In chapter thirteen, Burton revisits "Raj nostalgia" as exemplified by Tom Stoppard's 1995 play India Ink. Despite her concern that academic work on imperialism overemphasizes literature, Burton is an effective literary critic as well as historian. Stoppard's play, she contends, "represents a return to and, ultimately, a disavowal of the end of empire, rehearsing for us the role that imperialist nostalgia continued to play in the late-twentieth-century..." (256). In the ensuing chapter, Burton revisits some of the theoretical issues raised in the first half of the book, and in her Coda she redefines the historical impact of British imperialism; in the context of America's "new imperialism" and of capitalist globalization, she notes, "accounts of British imperial supremacy" like Niall Ferguson's "are flying off the shelves" (275). Politically, calls like Ferguson's for America to "take up the white man's burden" have been the most influential result of Whiggish, whitewashed accounts of both empires, which have supposedly morphed into what Michael Ignatieff calls "empire lite" (try using that phrase in Iraq or Afghanistan!).
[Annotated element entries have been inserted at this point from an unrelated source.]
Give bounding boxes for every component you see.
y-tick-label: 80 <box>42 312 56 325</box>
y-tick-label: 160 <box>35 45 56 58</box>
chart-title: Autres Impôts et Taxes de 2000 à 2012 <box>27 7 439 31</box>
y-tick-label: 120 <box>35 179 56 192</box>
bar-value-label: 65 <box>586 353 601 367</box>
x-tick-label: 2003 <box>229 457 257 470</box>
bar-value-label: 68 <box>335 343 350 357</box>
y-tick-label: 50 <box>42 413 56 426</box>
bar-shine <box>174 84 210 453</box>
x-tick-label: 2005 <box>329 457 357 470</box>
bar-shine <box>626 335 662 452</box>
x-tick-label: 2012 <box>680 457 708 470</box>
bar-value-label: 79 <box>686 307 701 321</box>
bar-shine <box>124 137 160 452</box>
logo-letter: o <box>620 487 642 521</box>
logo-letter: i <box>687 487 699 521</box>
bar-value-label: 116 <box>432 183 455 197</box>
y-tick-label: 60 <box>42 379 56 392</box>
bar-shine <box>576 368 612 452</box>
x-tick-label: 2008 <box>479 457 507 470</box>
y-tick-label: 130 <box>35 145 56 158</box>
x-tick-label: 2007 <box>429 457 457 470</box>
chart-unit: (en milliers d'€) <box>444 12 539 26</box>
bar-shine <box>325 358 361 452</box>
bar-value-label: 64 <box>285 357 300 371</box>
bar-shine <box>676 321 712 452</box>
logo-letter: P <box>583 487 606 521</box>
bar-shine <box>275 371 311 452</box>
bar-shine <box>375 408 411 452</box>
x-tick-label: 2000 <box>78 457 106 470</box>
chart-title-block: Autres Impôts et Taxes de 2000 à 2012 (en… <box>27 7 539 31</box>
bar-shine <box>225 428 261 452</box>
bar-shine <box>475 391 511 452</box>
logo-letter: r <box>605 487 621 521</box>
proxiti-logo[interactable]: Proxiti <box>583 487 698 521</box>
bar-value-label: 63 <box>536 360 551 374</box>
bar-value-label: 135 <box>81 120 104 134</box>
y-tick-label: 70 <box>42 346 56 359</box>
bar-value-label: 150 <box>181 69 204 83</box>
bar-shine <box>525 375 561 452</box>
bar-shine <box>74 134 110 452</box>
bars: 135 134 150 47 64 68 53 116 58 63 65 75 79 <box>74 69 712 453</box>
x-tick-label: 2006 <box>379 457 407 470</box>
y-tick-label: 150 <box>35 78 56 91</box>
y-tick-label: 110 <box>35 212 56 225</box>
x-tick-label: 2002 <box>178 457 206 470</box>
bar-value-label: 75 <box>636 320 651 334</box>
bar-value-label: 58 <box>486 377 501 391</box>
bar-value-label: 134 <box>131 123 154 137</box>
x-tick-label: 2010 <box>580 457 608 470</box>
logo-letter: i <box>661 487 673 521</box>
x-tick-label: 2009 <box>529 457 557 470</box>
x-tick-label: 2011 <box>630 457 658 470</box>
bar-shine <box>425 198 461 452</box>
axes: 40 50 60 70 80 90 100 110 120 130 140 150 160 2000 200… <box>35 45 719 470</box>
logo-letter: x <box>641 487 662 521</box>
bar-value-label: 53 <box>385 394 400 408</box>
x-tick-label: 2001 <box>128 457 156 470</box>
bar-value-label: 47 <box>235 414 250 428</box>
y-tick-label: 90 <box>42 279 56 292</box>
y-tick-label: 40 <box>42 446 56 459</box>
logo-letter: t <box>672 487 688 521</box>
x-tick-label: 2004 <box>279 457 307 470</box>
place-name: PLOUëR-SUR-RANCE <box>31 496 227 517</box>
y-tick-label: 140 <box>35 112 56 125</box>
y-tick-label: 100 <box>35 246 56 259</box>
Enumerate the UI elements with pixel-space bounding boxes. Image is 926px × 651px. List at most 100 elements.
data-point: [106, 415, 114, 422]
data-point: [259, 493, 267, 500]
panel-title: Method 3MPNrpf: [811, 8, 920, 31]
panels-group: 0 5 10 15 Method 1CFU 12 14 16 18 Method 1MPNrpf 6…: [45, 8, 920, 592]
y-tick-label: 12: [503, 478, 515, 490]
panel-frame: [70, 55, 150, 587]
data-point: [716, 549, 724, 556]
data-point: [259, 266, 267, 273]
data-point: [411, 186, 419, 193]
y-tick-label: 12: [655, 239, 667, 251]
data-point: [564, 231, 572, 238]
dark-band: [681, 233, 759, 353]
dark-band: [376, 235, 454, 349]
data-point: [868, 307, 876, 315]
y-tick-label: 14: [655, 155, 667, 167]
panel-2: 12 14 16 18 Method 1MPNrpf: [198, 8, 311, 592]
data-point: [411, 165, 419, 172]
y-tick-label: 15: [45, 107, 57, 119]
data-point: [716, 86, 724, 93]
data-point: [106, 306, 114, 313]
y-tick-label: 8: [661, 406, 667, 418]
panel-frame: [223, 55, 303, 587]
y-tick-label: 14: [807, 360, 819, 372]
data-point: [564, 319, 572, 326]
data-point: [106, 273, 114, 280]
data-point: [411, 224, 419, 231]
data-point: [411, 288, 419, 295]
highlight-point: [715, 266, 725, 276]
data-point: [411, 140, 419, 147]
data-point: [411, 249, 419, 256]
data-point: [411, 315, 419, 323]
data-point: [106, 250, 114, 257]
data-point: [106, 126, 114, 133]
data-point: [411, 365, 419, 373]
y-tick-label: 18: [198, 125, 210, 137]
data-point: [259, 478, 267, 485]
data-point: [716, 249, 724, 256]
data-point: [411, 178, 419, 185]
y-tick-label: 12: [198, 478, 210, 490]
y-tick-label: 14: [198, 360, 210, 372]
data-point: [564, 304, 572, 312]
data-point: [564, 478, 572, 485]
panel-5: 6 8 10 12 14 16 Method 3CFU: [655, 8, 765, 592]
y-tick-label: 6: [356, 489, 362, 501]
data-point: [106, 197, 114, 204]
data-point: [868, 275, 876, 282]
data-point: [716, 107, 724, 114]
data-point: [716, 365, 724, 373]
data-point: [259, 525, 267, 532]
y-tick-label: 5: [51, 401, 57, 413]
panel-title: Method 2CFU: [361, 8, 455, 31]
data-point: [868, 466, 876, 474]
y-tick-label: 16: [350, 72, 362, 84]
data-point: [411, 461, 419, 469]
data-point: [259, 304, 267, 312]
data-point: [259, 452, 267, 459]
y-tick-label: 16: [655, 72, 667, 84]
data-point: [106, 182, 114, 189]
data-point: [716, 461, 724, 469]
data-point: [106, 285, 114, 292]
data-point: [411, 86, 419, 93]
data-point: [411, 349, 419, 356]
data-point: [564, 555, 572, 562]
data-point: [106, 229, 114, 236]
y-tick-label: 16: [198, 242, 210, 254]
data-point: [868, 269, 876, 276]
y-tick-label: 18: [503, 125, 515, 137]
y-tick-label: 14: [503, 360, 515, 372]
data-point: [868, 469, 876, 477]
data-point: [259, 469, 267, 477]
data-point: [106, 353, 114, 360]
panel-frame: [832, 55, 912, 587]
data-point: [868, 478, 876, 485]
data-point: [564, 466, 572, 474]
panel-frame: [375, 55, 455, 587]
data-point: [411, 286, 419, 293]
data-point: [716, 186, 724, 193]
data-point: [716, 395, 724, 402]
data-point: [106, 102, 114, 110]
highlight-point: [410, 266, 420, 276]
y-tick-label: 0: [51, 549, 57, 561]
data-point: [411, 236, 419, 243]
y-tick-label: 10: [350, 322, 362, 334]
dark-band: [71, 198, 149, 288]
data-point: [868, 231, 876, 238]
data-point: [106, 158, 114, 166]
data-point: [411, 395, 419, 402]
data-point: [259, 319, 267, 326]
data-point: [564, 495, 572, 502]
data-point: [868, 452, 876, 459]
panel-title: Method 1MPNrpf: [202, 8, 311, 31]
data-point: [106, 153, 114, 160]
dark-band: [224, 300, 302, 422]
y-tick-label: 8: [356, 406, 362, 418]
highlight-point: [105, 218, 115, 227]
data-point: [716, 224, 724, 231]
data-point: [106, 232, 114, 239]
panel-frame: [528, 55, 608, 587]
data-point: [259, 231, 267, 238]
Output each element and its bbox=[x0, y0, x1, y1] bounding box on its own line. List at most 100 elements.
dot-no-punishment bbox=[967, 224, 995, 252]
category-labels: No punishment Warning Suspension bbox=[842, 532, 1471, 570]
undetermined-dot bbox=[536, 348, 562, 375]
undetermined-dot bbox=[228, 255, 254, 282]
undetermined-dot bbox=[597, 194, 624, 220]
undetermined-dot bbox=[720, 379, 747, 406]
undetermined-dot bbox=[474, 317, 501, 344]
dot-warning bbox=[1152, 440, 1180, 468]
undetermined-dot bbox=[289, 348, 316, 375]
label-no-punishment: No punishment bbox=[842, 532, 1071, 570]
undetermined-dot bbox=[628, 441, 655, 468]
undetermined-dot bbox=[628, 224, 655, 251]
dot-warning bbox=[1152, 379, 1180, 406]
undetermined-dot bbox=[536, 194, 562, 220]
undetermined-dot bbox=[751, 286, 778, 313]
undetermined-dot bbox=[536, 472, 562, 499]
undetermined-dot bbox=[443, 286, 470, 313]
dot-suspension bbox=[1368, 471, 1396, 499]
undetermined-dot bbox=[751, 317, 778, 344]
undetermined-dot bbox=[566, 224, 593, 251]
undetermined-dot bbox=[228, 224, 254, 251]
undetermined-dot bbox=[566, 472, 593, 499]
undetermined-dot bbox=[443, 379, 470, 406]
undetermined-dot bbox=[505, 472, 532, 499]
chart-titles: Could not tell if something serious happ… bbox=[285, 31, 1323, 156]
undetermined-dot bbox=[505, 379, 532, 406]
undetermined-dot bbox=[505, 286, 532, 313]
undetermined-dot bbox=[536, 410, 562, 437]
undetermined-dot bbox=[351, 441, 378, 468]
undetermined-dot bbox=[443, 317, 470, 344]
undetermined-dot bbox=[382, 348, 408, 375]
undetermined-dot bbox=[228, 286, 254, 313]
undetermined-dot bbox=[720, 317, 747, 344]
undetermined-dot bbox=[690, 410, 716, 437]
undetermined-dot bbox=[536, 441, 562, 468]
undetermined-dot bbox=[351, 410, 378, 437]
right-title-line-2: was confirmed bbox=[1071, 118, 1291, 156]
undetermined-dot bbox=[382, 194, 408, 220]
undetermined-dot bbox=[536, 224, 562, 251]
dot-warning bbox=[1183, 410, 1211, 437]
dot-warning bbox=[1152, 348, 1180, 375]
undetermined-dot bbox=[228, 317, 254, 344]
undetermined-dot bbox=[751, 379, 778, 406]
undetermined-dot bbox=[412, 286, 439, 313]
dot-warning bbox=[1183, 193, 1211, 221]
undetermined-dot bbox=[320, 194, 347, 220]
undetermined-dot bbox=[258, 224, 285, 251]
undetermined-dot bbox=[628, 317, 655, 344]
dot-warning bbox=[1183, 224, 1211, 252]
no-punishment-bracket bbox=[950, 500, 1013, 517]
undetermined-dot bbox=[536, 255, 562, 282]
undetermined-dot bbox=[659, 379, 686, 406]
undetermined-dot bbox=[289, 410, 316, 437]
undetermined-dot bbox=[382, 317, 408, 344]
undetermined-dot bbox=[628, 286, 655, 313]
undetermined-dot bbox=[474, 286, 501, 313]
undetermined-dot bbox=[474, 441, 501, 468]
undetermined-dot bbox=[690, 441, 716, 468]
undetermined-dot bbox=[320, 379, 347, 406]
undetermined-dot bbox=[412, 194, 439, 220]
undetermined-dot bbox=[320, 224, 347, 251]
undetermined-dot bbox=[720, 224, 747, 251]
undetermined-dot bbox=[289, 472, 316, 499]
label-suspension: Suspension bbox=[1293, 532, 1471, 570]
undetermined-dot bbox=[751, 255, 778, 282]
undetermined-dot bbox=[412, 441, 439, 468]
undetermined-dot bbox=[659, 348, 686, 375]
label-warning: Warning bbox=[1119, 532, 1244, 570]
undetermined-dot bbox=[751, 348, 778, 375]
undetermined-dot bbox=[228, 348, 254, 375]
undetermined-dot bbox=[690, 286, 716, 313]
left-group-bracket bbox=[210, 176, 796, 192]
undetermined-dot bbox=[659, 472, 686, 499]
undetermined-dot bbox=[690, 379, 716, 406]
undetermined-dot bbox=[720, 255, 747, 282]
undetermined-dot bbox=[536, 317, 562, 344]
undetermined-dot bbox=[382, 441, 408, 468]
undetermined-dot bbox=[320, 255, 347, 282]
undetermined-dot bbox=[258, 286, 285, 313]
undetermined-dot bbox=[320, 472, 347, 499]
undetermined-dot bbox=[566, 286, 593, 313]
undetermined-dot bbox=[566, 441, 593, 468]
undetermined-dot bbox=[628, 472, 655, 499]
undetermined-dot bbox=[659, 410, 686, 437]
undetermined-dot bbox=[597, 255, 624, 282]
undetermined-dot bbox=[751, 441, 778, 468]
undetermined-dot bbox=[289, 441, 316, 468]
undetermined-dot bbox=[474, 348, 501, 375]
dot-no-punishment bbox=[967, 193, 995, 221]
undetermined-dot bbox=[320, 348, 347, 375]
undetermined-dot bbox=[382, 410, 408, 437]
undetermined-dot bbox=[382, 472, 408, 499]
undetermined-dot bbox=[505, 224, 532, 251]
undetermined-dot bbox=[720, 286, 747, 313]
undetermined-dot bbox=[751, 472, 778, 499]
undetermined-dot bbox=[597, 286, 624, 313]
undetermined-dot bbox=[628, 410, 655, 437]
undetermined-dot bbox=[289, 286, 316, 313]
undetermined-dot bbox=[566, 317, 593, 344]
Like most of the essays in the first half of the volume, the essays in the second half are astute, well-honed pieces of research and analysis. The few criticisms I have of Empire in Question concern its length. The essays in the first half repeatedly stress the limitations of traditional, male-dominated imperial history. Moreover, this half ends with an account of teaching courses on "gendered colonialism," written in collaboration with Jean Allman, who also team-taught a couple of the courses with Burton. Summaries of course syllabi and book lists may be helpful to readers teaching similar courses, but they do not make a readable essay. I also found the essay on Jane Eyre in the second, practical section extraneous and not particularly illuminating — and so it will seem, I suspect, to readers whose main discipline is literary history. Like me, they may be surprised to find that Burton says little about St. John Rivers's proposal to Jane or his "heroic" career as a missionary in India.
Despite these minor problems, Burton's new book should be read by everyone interested in the history of the British Empire over the last two centuries. Burton has been a leader, as Bayly comments in his afterword, in destabilizing the Whiggish, white man's model of imperial history. Her book importantly challenges the ways in which historians and the publics they influence continue to think about imperialism (both British and American) as well as about globalization, race, gender, and the practice and teaching of history.
Burton, Antoinette. Empire in Question: Reading, Writing, and Teaching British Imperialism. Duke, 2011. xxi + 392 pp.